音楽は「スイミング・プール」(2003)「戦場のアリア」(2005)「エンジェル」(2007)「危険なプロット」(2012)「婚約者の友人」(2016)等のフランスの作曲家フィリップ・ロンビ(1968〜)。「Ouverture」は、ジェントルかつ大らかで美しいメインの主題(ラヴ・テーマ)による序曲。シンプルで素朴ながらも、ロンビの作品中で最も美しく感動的な主題の1つ。「Love
thème」は、メインの主題のピアノとストリングスによる美しくロマンティックな演奏で、後半ドラマティックに盛り上がる。「Solitude
/ l'escalier du temps」は、ピアノとストリングスによる静かでややメランコリックな主題からメインの主題へ。「Beethov'
fantaisie / cap ou pas cap」は、ベートーヴェンの交響曲第5番の主題を織り込んだややコミカルなタッチの曲。「Jeux
d'enfants」は、ピアノによるメインの主題から明るく快活でダイナミックなサスペンス調へ展開し、後半メインの主題が大らかに盛り上がる。「Les
lunettes magiques」は、フランスのシャンソン歌手エディット・ピアフが歌ったことで有名な「愛の賛歌」(マルグリット・モノー作曲)の引用からメインの主題のサーカス音楽風のバリエーションへ。「Derniers
instants」は、ピアノとストリングスによる静かにジェントルでややメランコリックな曲。「Premier baiser」は、メインの主題を織り込んだジェントルで美しい曲。「Declaration
/ separation」は、ピアノとストリングスによる美しい主題からメインの主題がドラマティックに盛り上がる。「Invitation」は、クールなピアノ・ジャズから後半はピアノ・ソロによるメインの主題へ。「La
vie en rose - Trio Esperanca」は、ブラジルのヴォーカルグループ「トリオ・エスペランサ」による「愛の賛歌」。

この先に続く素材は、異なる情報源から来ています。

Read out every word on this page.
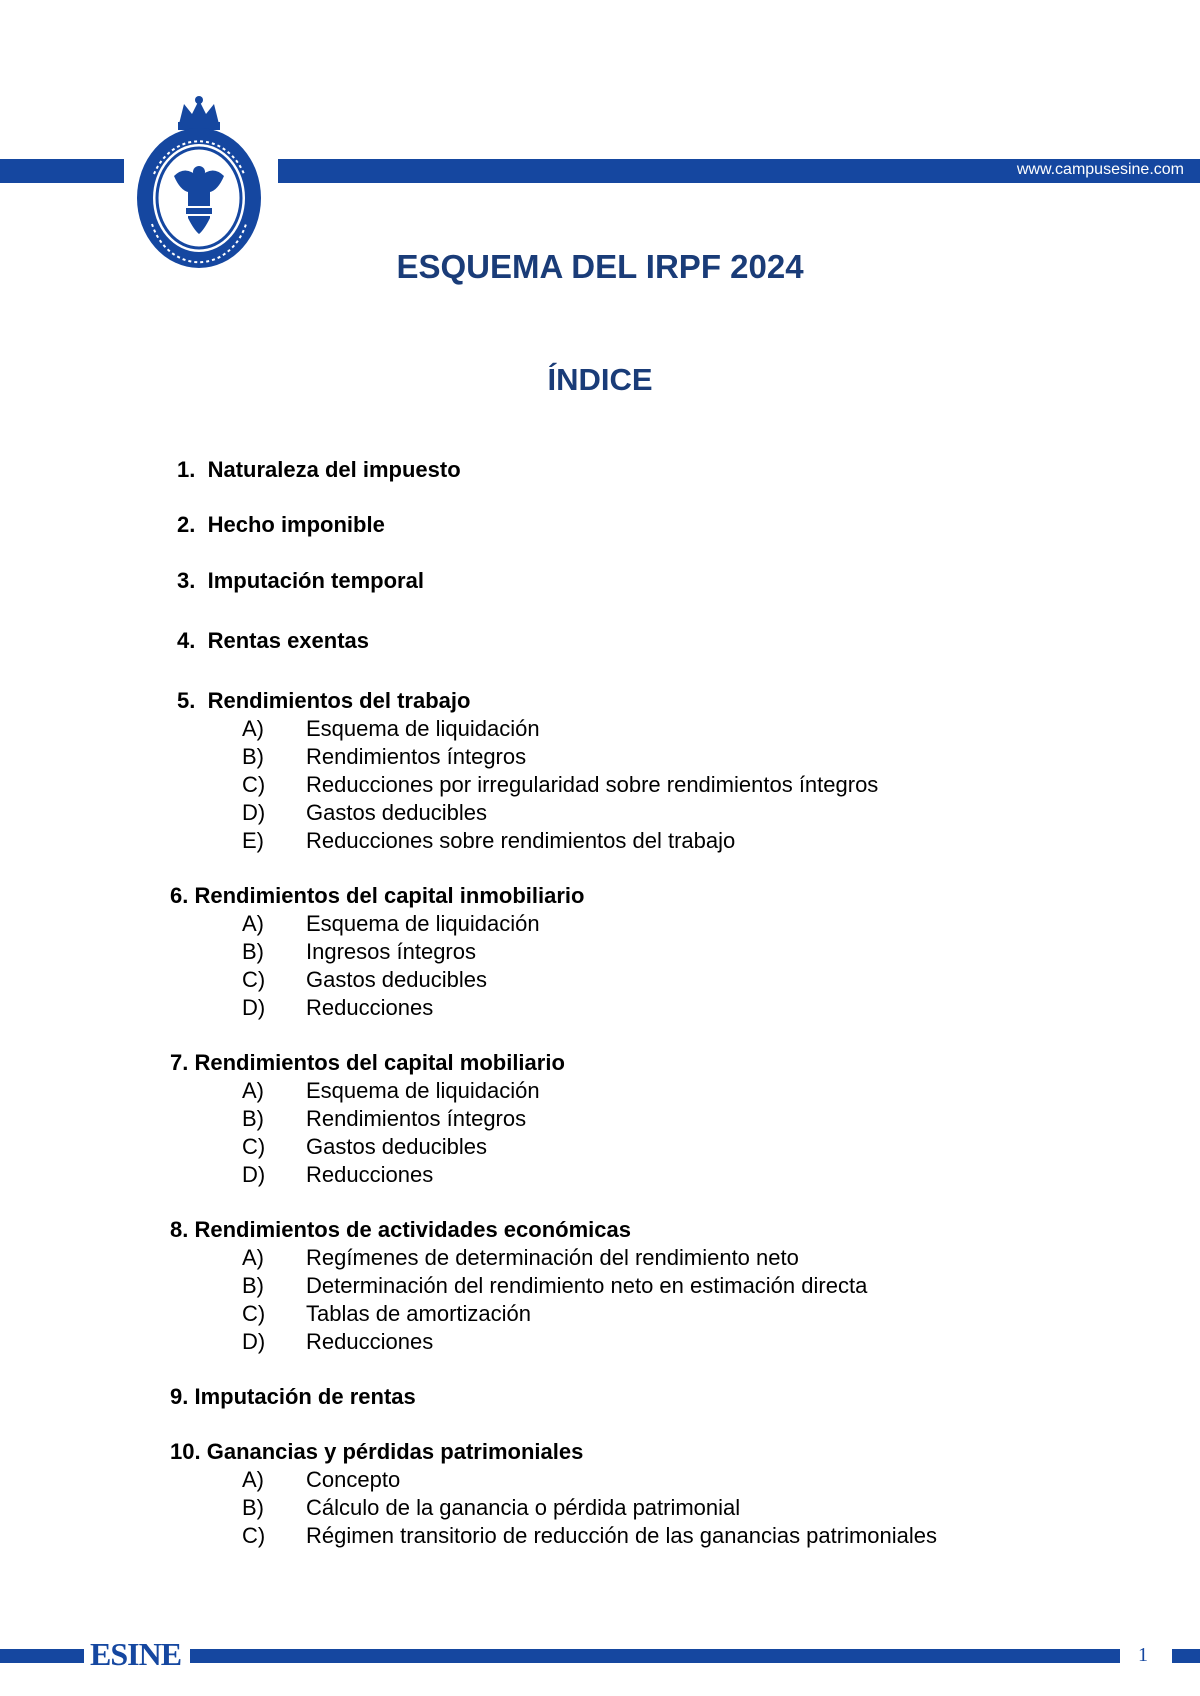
www.campusesine.com
ESQUEMA DEL IRPF 2024
ÍNDICE
1. Naturaleza del impuesto
2. Hecho imponible
3. Imputación temporal
4. Rentas exentas
5. Rendimientos del trabajo
A) Esquema de liquidación
B) Rendimientos íntegros
C) Reducciones por irregularidad sobre rendimientos íntegros
D) Gastos deducibles
E) Reducciones sobre rendimientos del trabajo
6. Rendimientos del capital inmobiliario
A) Esquema de liquidación
B) Ingresos íntegros
C) Gastos deducibles
D) Reducciones
7. Rendimientos del capital mobiliario
A) Esquema de liquidación
B) Rendimientos íntegros
C) Gastos deducibles
D) Reducciones
8. Rendimientos de actividades económicas
A) Regímenes de determinación del rendimiento neto
B) Determinación del rendimiento neto en estimación directa
C) Tablas de amortización
D) Reducciones
9. Imputación de rentas
10. Ganancias y pérdidas patrimoniales
A) Concepto
B) Cálculo de la ganancia o pérdida patrimonial
C) Régimen transitorio de reducción de las ganancias patrimoniales
ESINE	1
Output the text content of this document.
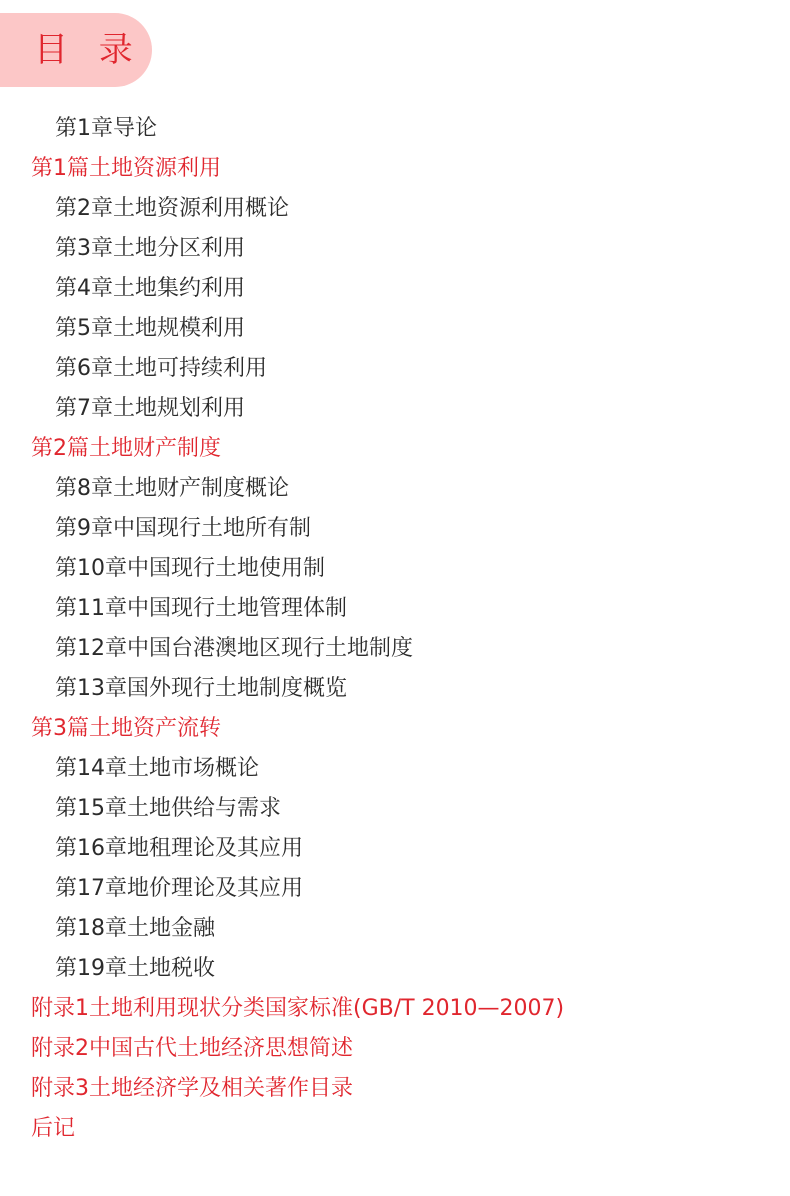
目 录
第1章导论
第1篇土地资源利用
第2章土地资源利用概论
第3章土地分区利用
第4章土地集约利用
第5章土地规模利用
第6章土地可持续利用
第7章土地规划利用
第2篇土地财产制度
第8章土地财产制度概论
第9章中国现行土地所有制
第10章中国现行土地使用制
第11章中国现行土地管理体制
第12章中国台港澳地区现行土地制度
第13章国外现行土地制度概览
第3篇土地资产流转
第14章土地市场概论
第15章土地供给与需求
第16章地租理论及其应用
第17章地价理论及其应用
第18章土地金融
第19章土地税收
附录1土地利用现状分类国家标准(GB/T 2010—2007)
附录2中国古代土地经济思想简述
附录3土地经济学及相关著作目录
后记
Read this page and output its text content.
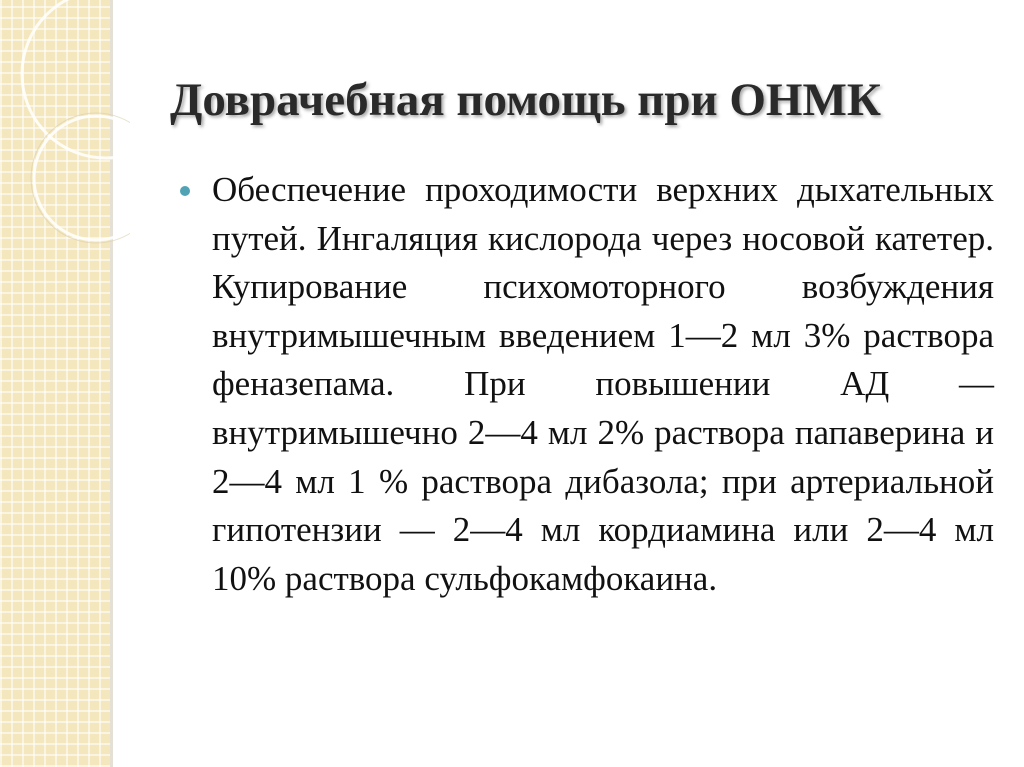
Доврачебная помощь при ОНМК

Обеспечение проходимости верхних дыхательных путей. Ингаляция кислорода через носовой катетер. Купирование психомоторного возбуждения внутримышечным введением 1—2 мл 3% раствора феназепама. При повышении АД — внутримышечно 2—4 мл 2% раствора папаверина и 2—4 мл 1 % раствора дибазола; при артериальной гипотензии — 2—4 мл кордиамина или 2—4 мл 10% раствора сульфокамфокаина.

「10
ans plus tard」は、スリリングなタッチからメインの主題へ。「Mieux que la vie
(poursuite)」は、サスペンス調からメインの主題のダイナミックで躍動的なバリエーションへ。「La vie en
rose - Donna Summer」は、アメリカの歌手ドナ・サマー(1948〜2012)のヴォーカルによる「愛の賛歌」。「Le
meilleur et le pire」は、ダークなタッチからメインの主題へ。「Sous la pluie」は、メインの主題を織り込んだドラマティックなサスペンス音楽。「Pour
toujours (love thème)」は、メインの主題が感動的に盛り上がる。「La vie en rose -
Louis Armstrong」は、アメリカのジャズミュージシャン、ルイ・アームストロング(1901〜1971)のトランペットとヴォーカルによる「愛の賛歌」。「La
vie en rose - Zazie」は、フランスの歌手Zazie(1964〜)のヴォーカルによる「愛の賛歌」。
ドラマティックで美しい。フィリップ・ロンビのベストスコアの1つ。ピアノ・ソロはフィリップ・ロンビ自身、ヴァイオリン・ソロはステファン・ロデスク、チェロ・ソロはレイモン・メイヤール、エレキギターとベースはジャッキー・トリコワール、パーカッションはニコラ・モンタゾーの演奏。